Nawaz Sharif’s APC has carried before it some extensive homework. Dialogue is the dominating theme and that is what all political parties will sign on to. But after the political intent is known and a consensus developed on the way forward, intensive work will be needed to form implementing structures with provisions of recurring referral to account for the progress achieved. This is, if we are looking for serious positive outcomes through dialogue. But if the process is only meant to lead to the inevitable application of the state’s wrath — which it must, if it finds uncompromising approaches by opposing groups — then the consensus would have only paved the way for what patently should have, in the first place, been an executive function. Expedient politics?

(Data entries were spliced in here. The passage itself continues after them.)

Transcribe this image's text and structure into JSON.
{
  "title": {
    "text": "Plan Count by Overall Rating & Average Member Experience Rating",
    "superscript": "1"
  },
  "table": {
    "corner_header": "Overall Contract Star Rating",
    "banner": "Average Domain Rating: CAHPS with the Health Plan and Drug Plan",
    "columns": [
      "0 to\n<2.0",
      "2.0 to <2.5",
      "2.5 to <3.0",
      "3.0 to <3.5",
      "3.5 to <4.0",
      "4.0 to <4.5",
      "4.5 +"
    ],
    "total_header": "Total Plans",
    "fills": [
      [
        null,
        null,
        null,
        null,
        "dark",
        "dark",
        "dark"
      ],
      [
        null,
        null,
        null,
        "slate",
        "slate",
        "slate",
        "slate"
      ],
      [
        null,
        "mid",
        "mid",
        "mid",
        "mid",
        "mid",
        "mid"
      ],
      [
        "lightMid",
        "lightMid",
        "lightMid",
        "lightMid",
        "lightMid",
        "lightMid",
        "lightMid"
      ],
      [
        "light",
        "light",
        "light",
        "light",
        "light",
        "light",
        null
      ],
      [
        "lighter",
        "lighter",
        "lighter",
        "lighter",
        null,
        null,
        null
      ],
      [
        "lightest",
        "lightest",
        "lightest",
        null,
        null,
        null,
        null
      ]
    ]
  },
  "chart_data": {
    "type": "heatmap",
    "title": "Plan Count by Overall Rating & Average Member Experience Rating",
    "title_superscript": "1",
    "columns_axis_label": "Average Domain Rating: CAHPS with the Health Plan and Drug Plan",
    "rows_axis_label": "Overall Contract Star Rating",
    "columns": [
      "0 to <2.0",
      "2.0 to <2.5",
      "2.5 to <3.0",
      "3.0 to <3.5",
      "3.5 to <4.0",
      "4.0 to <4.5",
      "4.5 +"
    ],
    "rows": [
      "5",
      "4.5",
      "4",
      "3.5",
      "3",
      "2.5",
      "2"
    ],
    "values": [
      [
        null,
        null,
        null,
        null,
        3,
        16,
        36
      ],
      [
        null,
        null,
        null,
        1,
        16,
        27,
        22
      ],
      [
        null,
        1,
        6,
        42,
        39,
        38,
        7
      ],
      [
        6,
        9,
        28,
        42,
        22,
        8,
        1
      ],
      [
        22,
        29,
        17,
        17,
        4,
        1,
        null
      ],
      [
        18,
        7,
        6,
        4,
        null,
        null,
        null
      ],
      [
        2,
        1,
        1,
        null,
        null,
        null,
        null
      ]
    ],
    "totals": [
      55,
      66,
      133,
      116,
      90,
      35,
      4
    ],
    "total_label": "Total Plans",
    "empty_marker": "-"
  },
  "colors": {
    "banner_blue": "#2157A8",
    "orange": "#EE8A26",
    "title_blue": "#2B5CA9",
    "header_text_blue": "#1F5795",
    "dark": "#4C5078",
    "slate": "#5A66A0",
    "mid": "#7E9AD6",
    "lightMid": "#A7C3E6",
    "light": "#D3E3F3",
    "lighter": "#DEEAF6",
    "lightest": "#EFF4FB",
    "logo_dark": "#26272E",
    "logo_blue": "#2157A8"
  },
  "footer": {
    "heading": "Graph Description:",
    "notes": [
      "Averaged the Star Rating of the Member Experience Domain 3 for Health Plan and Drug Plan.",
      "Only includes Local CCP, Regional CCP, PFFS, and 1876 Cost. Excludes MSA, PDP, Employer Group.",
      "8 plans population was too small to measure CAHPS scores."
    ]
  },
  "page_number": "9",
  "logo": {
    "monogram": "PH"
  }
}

On the way forward, however, there is a need for some thoughtful consideration. Dialogue as the consensual representative will must be given its due share of time to play itself out; without a time bar, one may add — Irish peace talks took over two decades. Dealing with anti-state groups must remain a highly time-sensitive undertaking. The key to the final showdown, peace or violent action, is linked to breaking the existing collocated nexus between the Afghan Taliban and the Pakistani genre of them, whenever that happens. If peace is achieved before the nexus is physically dislocated, so much the better; but if it must involve arms as the final arbiter, it should await the physical separation of (what has over time become) the nexus of convenience and mutual support that exist between groups of all hues in the face of similar danger. And this has little to do with strategic depth for a change. Will the executive heed? Despite an APC resolution?

Published in The Express Tribune, September 10th, 2013.